I think the challenge is designing an abstraction that everyone is
comfortable with. If you just make everything a class method
(ListLike), it's ugly. If you don't, how do you figure out what goes
in the class and what gets implemented on top of it? Is there any
principled reason for it, or is it just ad hoc? How do you make sure
that none of the implementations suffers a performance decrease? What
about sequential vs. random access (list vs. array) issues? Should an
interface be implemented if it's semantically reasonable, but slow? If
you treat everything as a uniform sequence, doesn't that bring back
the Unicode issues again? (And can you make it work for all of
Text/ByteString (kind *), boxed Vectors and lists (* -> *), and
unboxed vectors (* -> * with a constraint)? What about operations that
change the element type? Surely it's possible with TypeFamilies,
ConstraintKinds, and PolyKinds all available, but I'm not sure if it's
obvious. Can it go into the Prelude if it uses extensions? Should it
also support other containers, like Maps? And so on.)
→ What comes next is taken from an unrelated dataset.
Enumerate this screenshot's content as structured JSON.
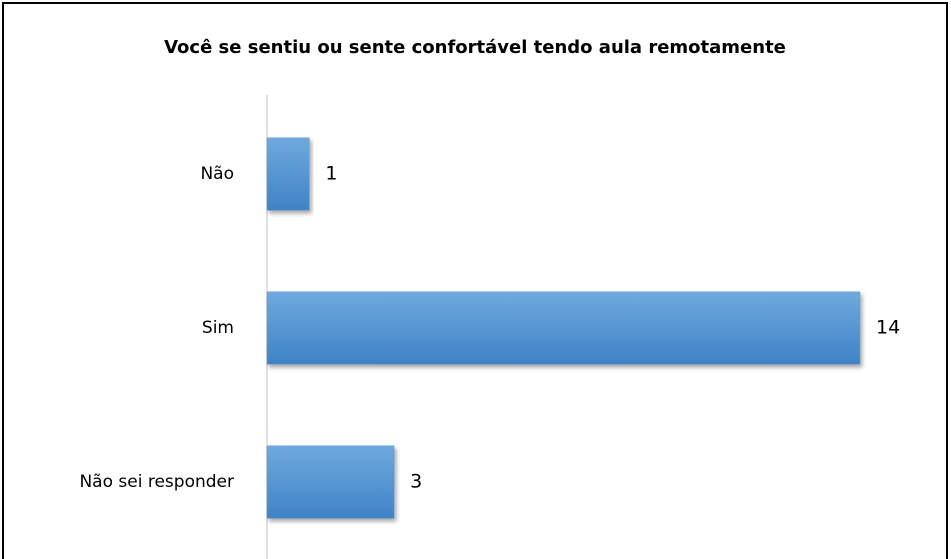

So my impression is that the reason the problem hasn't been solved yet
is that it's hard. We do have some useful things: Functor, Foldable,
Traversable, and the classes in Data.Key[1], but for starters none of
them can be implemented by Text and ByteString, so that brings us back
to square one.

But a constructive idea: what if strict Text and ByteString were both
synonyms for unboxed Vectors (already available in ByteString's
case[2])? What if, for lazy Text and ByteString, we either had lazy
Vectors to make them synonyms of, or a 'data Lazy v' which made a lazy
chunked sequence out of any underlying strict Vector-ish type? That
would cut down on the number of types, which is a good thing in
itself, and it would suggest an obvious way to abstract over them: the
existing Functor/Foldable/Traversable/Data.Key classes extended with
an associated constraint. I'm not sure how much of the use cases that
would cover, but certainly a lot more than we have now. It wouldn't
solve every one of the questions above, but it anwers many of them,
and it seems like a good compromise. The big drawbacks I can see are
that (a) it would be a *lot* of work, especially if we want to be
completely uncompromising on performance, and (b) I'm not sure how
pinned arrays and interoperation with C would be handled without
making it complicated again. (Though I suppose we could just punt and
have ByteString be a synonym for Vector.Storable (pinned) and Text for
Vector.Unboxed (not pinned) to mirror the current situation. Or maybe
we could have a pinArray# primop?)

Anyway, if I'm blue-sky dreaming, that's what looks appealing to me.

[1] http://hackage.haskell.org/packages/archive/keys/3.0.1/doc/html/Data-Key.html
[2] http://hackage.haskell.org/package/vector-bytestring

-- 
Your ship was destroyed in a monadic eruption.